Dr Federica Paddeu, Abogado (Universidad Católica Andrés Bello, Caracas), LLM, PhD (Cantab). Derek Bowett Fellow in Law. Director of Studies in Law (Part IA).
I am Deputy Senior Tutor at Queens'. I am also Director of Studies for Part IA Law students, and supervise Criminal Law (Part IA) and International Law (Part IB/II).
I am an affiliated lecturer in the Law Faculty, and I lecture in the Tripos course on International Law (Paper 12), available to students in part IB and part II. I also deliver small-group teaching for the LLM course on Law of Armed Conflict, Use of Force and Peacekeeping (Paper 20), and am one of two mentors for current PhD students
My current research focuses on the law of State responsibility, in particular on the general defences that States can invoke against claims that they have breached their international obligations.
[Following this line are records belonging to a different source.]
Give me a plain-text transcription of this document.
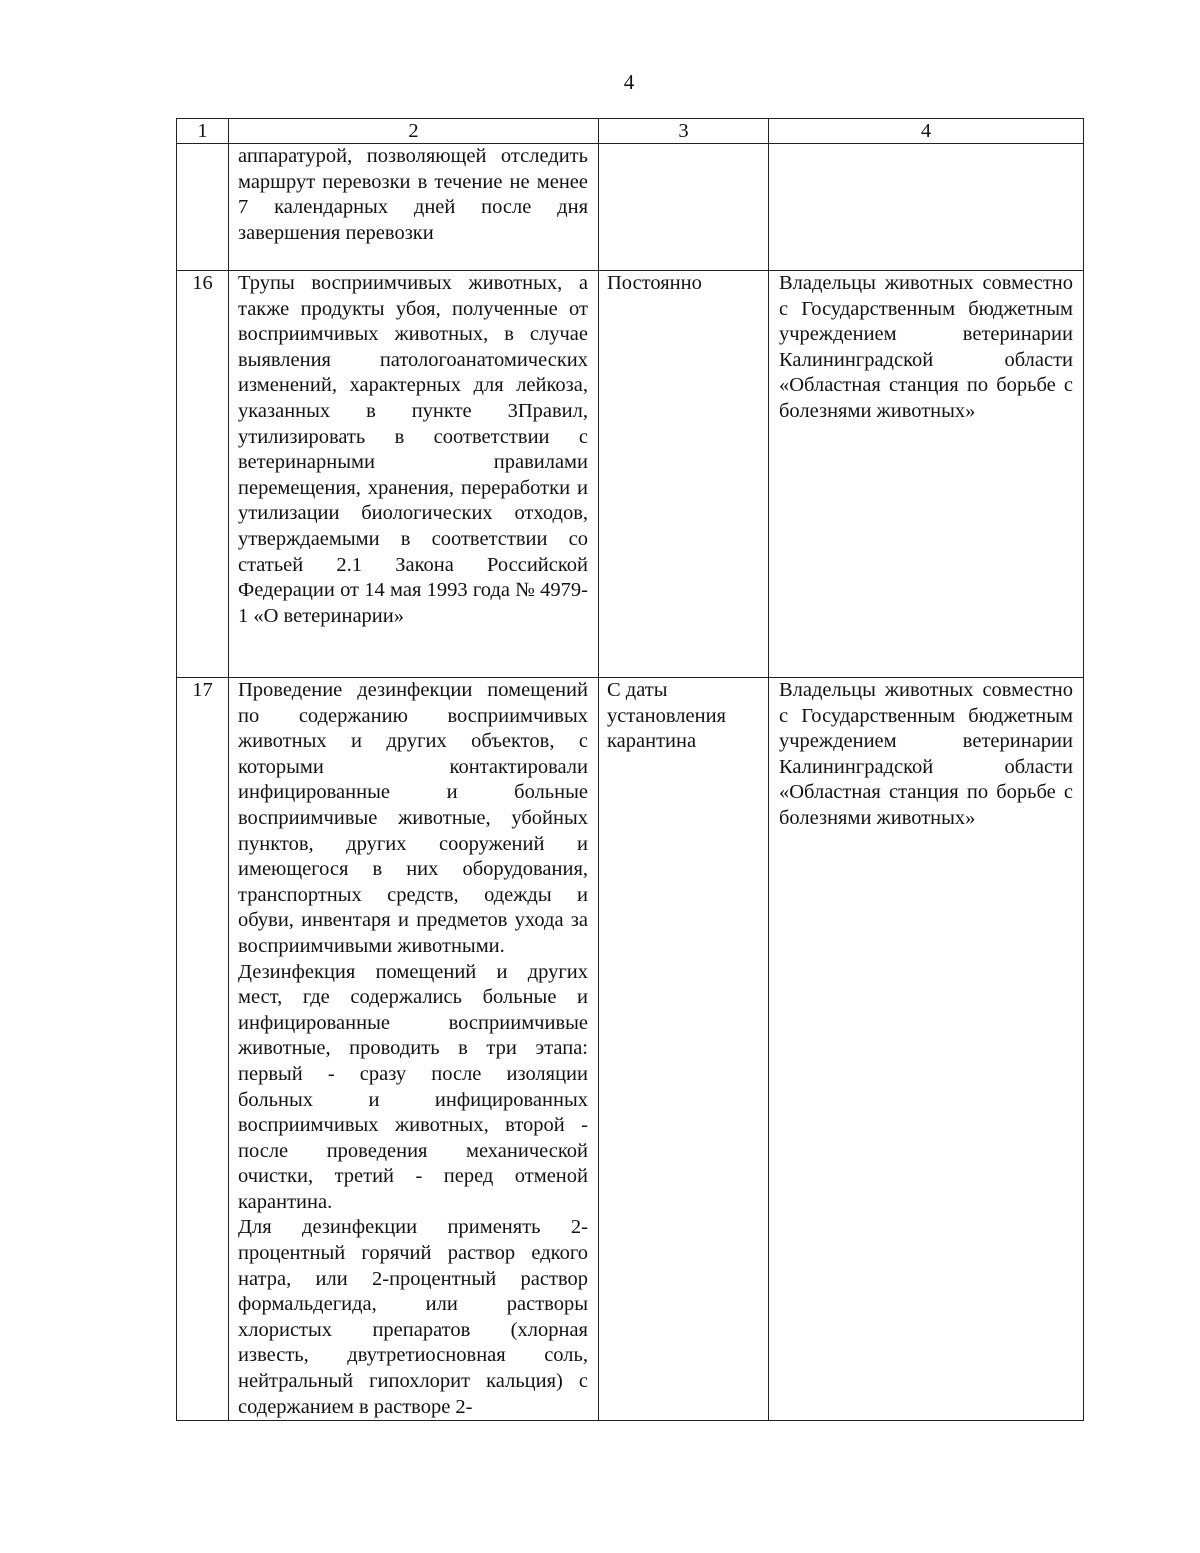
4
1	2	3	4

	аппаратурой, позволяющей отследить маршрут перевозки в течение не менее 7 календарных дней после дня завершения перевозки		

16	Трупы восприимчивых животных, а также продукты убоя, полученные от восприимчивых животных, в случае выявления патологоанатомических изменений, характерных для лейкоза, указанных в пункте 3Правил, утилизировать в соответствии с ветеринарными правилами перемещения, хранения, переработки и утилизации биологических отходов, утверждаемыми в соответствии со статьей 2.1 Закона Российской Федерации от 14 мая 1993 года № 4979-1 «О ветеринарии»	Постоянно	Владельцы животных совместно с Государственным бюджетным учреждением ветеринарии Калининградской области «Областная станция по борьбе с болезнями животных»

17	Проведение дезинфекции помещений по содержанию восприимчивых животных и других объектов, с которыми контактировали инфицированные и больные восприимчивые животные, убойных пунктов, других сооружений и имеющегося в них оборудования, транспортных средств, одежды и обуви, инвентаря и предметов ухода за восприимчивыми животными.

Дезинфекция помещений и других мест, где содержались больные и инфицированные восприимчивые животные, проводить в три этапа: первый - сразу после изоляции больных и инфицированных восприимчивых животных, второй - после проведения механической очистки, третий - перед отменой карантина.

Для дезинфекции применять 2-процентный горячий раствор едкого натра, или 2-процентный раствор формальдегида, или растворы хлористых препаратов (хлорная известь, двутретиосновная соль, нейтральный гипохлорит кальция) с содержанием в растворе 2-	С даты установления карантина	Владельцы животных совместно с Государственным бюджетным учреждением ветеринарии Калининградской области «Областная станция по борьбе с болезнями животных»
These defences are included in Chapter V of Part One of the International Law Commission’s Articles on the Responsibility of States for Internationally Wrongful Acts, adopted in 2001. Despite the decades-long work of the ILC on the Articles, two fundamental conceptual aspects of the defences were not addressed in any detail: the conceptualisation of defences as a category of the law of responsibility, and the classification of the recognised defences into justifications and excuses. My forthcoming monograph, Justification and Excuse in International Law: Concept and Theory of General Defences (CUP, 2016), examines these two questions. It puts forward a conceptualisation of defences as autonomous rules, and analytically explains the interplay between defences and obligations by reference to a normative-conflicts framework. Equally, it proposes a classification of the six recognised defences into justifications (consent, self-defence, countermeasures) and excuses (force majeure, distress), and discusses the difficulties in categorising others (state of necessity). In addition to the law of responsibility, I am interested in other aspects of general international law (such as the sources of international law); the law on the use of force, in particular the right of self-defence (including its exercise in the case of attacks by non-State actors); and the history of international law, especially the 19th century and the early 20th century.